Idas y vueltas del modelo K
Si Néstor Kirchner entró en la historia argentina aun antes de morir fue, entre otras cosas, por tres grandes aciertos políticos. Javier Cámara.
Si Néstor Kirchner entró en la historia argentina aun antes de morir fue, entre otras cosas, por tres grandes aciertos políticos: La implementación de un modelo político-económico que, favorecido por la coyuntura internacional, le permitió al país salir de la peor crisis de su historia, crecer durante ocho años seguidos a una tasa de entre siete y ocho por ciento, y favorecer a sectores históricamente desprotegidos que lo premiaron con su apoyo electoral. El impulso político determinante (mediante la anulación de las denominadas leyes del perdón) para que la Justicia Federal avanzara en los juicios a los responsables de delitos contra los derechos humanos y la represión ilegal durante la dictadura, para regocijo de una mayoría de argentinos que hoy –como no ocurría años atrás– valoran la búsqueda de memoria, verdad y justicia.
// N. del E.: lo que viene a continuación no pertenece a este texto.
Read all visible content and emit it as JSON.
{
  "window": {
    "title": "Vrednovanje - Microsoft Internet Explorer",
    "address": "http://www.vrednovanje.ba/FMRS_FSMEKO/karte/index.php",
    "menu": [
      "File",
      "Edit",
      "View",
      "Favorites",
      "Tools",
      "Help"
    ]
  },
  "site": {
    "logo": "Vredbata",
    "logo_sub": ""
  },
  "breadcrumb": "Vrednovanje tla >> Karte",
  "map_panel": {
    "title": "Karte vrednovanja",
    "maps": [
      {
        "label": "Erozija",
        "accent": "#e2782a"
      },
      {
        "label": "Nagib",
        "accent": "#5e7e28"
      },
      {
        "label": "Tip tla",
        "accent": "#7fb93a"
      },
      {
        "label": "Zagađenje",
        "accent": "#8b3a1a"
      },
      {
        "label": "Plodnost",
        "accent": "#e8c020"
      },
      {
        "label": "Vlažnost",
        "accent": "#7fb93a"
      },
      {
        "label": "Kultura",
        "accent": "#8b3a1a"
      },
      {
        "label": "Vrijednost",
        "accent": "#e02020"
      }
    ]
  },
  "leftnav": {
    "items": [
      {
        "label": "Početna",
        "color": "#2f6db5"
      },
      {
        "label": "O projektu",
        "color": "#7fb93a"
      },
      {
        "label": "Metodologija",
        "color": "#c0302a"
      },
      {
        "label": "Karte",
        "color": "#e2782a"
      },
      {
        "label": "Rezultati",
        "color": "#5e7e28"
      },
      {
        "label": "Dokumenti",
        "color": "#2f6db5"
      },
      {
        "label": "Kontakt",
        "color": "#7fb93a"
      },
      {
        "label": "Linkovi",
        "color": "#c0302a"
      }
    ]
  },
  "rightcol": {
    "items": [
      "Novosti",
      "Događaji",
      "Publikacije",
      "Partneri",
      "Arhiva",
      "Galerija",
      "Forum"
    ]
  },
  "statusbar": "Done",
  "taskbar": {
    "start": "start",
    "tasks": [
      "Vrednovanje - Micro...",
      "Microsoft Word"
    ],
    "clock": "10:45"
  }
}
La presión política con la que logró, desde el Poder Ejecutivo y con acompañamiento mayoritario del Legislativo, cambiar la integración de la Corte Suprema de Justicia de la Nación, desprestigiada por (valga la repetición) el desprestigio que se había ganado la denominada mayoría automática menemista. El propio Néstor Kirchner y después su sucesora, Cristina Fernández, ponderaron en reiteradas ocasiones la calidad de los nuevos integrantes del máximo tribunal nacional. Pero la luna de miel no duró para siempre. Con el correr de los años y merced a que algunos de los fallos del Alto Cuerpo no favorecieron los intereses del poder central, Néstor y Cristina pasaron del elogio a la crítica. Hoy son enemigos.No fue el único cambio de parecer. Y no es casualidad. Hace siete años, con Néstor presidente y Cristina senadora, el oficialismo reformó el Consejo de la Magistratura para reducir la cantidad de sus miembros de 20 a 13, como es en la actualidad. Pero ahora, con Cristina enojada con la Corte y con algunos jueces que no hacen lo que el modelo precisa, el Gobierno rebobina, amplía la cantidad de los miembros del organismo que puede destituirlos y establece que quienes tengan en el futuro esa responsabilidad sean elegidos por el voto popular.Se trata de una estocada que puede resultar mortal para la independencia judicial en la Argentina. ¿O acaso a alguien se le ocurre que un consejero elegido por la mayoría hará algo que no les convenga a los jefes políticos de esa mayoría que lo votó?